洛白望著已經空了胭脂鵝脯意猶未盡的嘆了口氣,然后突然瞪大雙眼望著陶嫣然。
“陶小姐還在啊?起身吧。”
謝蘊淮眼中閃過一抹笑意。
而陶嫣然早已經膝蓋僵,在起身的瞬間身體踉蹌一下,艱難的站穩身形。
“謝王爺。”陶嫣然垂著眼眸掩飾心中的怨恨,可說話卻依舊溫聲細語,仿佛剛剛丫鬟被拖走的事情根本沒有發生一般。
洛白望了一眼陶嫣然的方向說:“陶小姐還有事嗎?”
陶嫣然雖然心中憤恨,臉上卻依舊平靜,甚至一改之前無禮的模樣,鳳眼微微上揚望向洛白,眼中帶著無盡的嫵媚和多情:“請問國師的傷好些了嗎?”
“小女子一時關心則亂,所以驚擾了國師……是我對下人管教不力。”
陶嫣然垂下眼眸輕聲說。
“沒好!”洛白知道陶嫣然一時示弱不過是希望自己能夠繼續幫她。
只是原主對她心軟,和他有什么關系呢?
洛白望著桌上的菜肴都已經被自己吃完才滿意的點了點頭。
“吃飽了,該進宮了。”洛白滿意的伸了個懶腰,為什么他要住在宮里呢?
要是在宮外就好了。
“那走吧。”謝蘊淮笑著和洛白一起站起身來,兩人并肩而行,卻沒有人再理會身后陶嫣然。

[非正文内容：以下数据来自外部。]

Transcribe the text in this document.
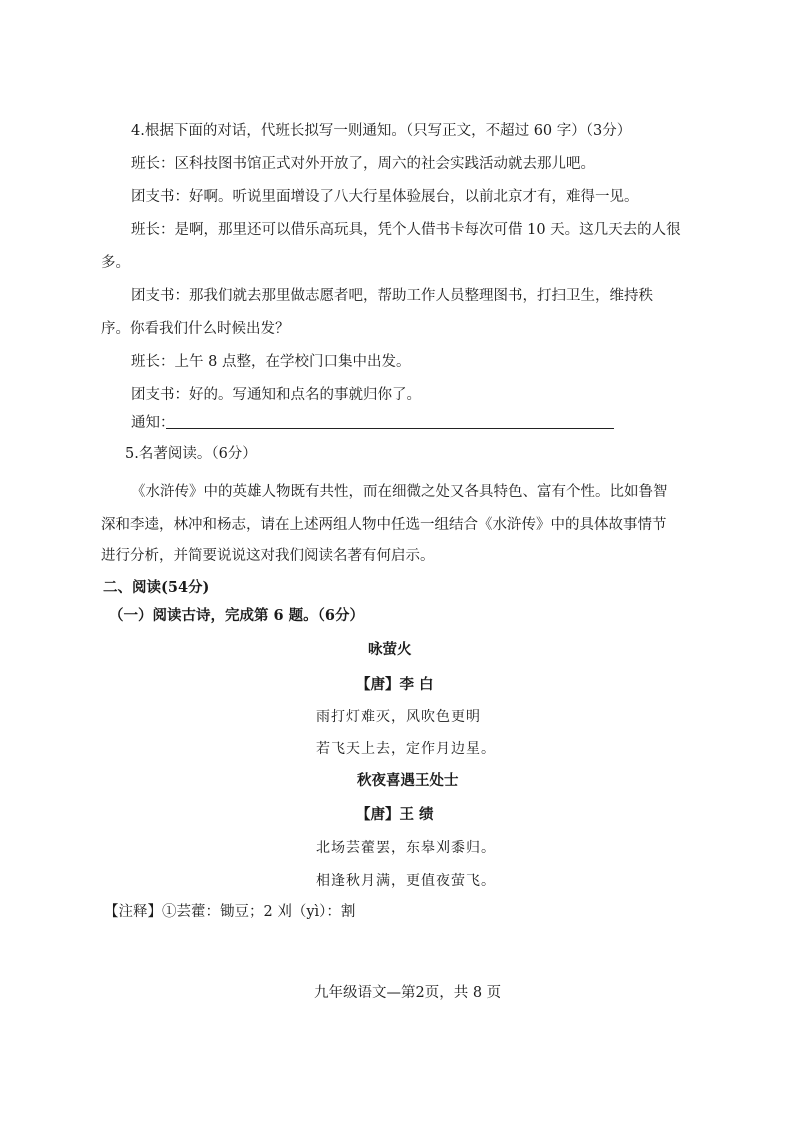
4.根据下面的对话，代班长拟写一则通知。（只写正文，不超过 60 字）（3分）
班长：区科技图书馆正式对外开放了，周六的社会实践活动就去那儿吧。
团支书：好啊。听说里面增设了八大行星体验展台，以前北京才有，难得一见。
班长：是啊，那里还可以借乐高玩具，凭个人借书卡每次可借 10 天。这几天去的人很
多。
团支书：那我们就去那里做志愿者吧，帮助工作人员整理图书，打扫卫生，维持秩
序。你看我们什么时候出发？
班长：上午 8 点整，在学校门口集中出发。
团支书：好的。写通知和点名的事就归你了。
通知：
5.名著阅读。（6分）
《水浒传》中的英雄人物既有共性，而在细微之处又各具特色、富有个性。比如鲁智
深和李逵，林冲和杨志，请在上述两组人物中任选一组结合《水浒传》中的具体故事情节
进行分析，并简要说说这对我们阅读名著有何启示。
二、阅读(54分)
（一）阅读古诗，完成第 6 题。（6分）
咏萤火
【唐】李 白
雨打灯难灭，风吹色更明
若飞天上去，定作月边星。
秋夜喜遇王处士
【唐】王 绩
北场芸藿罢，东皋刈黍归。
相逢秋月满，更值夜萤飞。
【注释】①芸藿：锄豆；2 刈（yì）：割
九年级语文—第2页，共 8 页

陶嫣然緊緊的咬著下唇,恨恨的盯著越走越遠的兩人抬腳就走。
……
“國師你總算回來了。”洛白剛剛到宮門口,就已經有宮女行了禮就迎了上來,謝蘊淮在坐在馬車中等著通傳。
“怎么?”洛白打了一個哈欠,吃飽喝足困了。
“皇上說要給安平王辦一個接風宴。”宮女看了一眼安平王的方向。
“晚上啊,那我先回去睡覺了。”洛白估摸了一下時間,剛好睡好了去吃飯。
這里不吃飯,但是晚上弄接風宴?神奇。
說罷也不理會宮女,直接從馬車上一躍而下走向摘星樓的方向。
摘星樓位于皇宮中的最西側,并不與宮殿相連,反而像是一座塔,高聳入云,便于歷任國師觀測天象,占卜國運。
洛白一行人剛剛離開,又有人從宮內走出。
“安平王,皇上宣您入宮。”
謝蘊淮點了點頭,也從馬車上走了下來。
又該做表面功夫了。
謝蘊淮嘆了口氣,嘴角緩緩掛起一個儒雅的笑容跟隨著太監一步步走入宮中。
……
等到洛白一覺睡醒的時候,已經臨近宴會開始,在摘星樓所有人譴責的目光中,他好不容易才放棄了賴床,在宴會開始前趕到了現場。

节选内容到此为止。